Early Results from GLASS-JWST. XXVI. Spatially Resolved Star Formation and Balmer Decrements at 1.1<z<2.3 from NIRISS Slitless Spectroscopy

Using JWST/NIRISS slitless spectroscopy, we present spatially resolved Balmer decrement measurements for 79 galaxies at $1.1 < z < 2.3$, which are gravitationally lensed by the foreground cluster Abell 2744. By stacking $\mathrm{H}\alpha$ and $\mathrm{H}\beta$ emission maps in bins of stellar mass and redshift, we derive radial profiles of nebular dust attenuation and dust-corrected star formation rate (SFR). We find tentative evidence that the radial gradients of dust attenuation toward $\mathrm{H}\alpha$ ($\rm A(\mathrm{H}\alpha)$) vary with both redshift and stellar mass. At lower redshifts ($z = 1.10$--$1.53$), low-mass galaxies ($\rm 7.0<log(M_*/M_\odot)\leq8.5$) exhibit steeper $\rm A(H\alpha)$ gradients than higher-mass galaxies ($\rm 9.5<log(M_*/M_\odot)\leq11.0$), while the latter maintain detectable dust attenuation out to larger galactocentric radii. Galaxies at higher redshifts ($z = 1.76$--$2.29$) show lower attenuation levels. At fixed galactocentric radius, galaxies in the low-redshift bin generally exhibit higher dust attenuation than those at high redshifts, consistent with an increase in dust content toward later cosmic times.

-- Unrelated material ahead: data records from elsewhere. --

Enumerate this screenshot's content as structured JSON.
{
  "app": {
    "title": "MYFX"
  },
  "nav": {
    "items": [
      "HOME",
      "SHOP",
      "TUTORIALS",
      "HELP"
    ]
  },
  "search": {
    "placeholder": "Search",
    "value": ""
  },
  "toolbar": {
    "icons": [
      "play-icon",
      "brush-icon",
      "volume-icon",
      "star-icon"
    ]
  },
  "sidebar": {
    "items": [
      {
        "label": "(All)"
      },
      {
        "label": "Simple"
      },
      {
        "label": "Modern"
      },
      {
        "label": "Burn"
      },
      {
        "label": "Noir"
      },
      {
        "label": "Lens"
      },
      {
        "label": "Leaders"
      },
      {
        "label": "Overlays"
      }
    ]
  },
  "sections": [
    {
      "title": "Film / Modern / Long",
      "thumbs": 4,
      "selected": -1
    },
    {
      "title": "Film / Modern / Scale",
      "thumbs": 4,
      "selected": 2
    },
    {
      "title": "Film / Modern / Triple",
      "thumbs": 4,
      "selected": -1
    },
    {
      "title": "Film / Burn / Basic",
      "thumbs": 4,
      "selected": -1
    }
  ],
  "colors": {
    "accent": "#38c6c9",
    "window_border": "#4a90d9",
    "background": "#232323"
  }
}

Dust-corrected SFR profiles in massive systems at lower redshifts are more spatially extended than those at higher redshifts, consistent with inside-out disk growth at $z\lesssim1.5$. These results suggest possible differences in attenuation properties across stellar mass and redshift bins, and demonstrate the power of gravitational lensing to probe internal structures in faint galaxies at sub-kiloparsec resolution.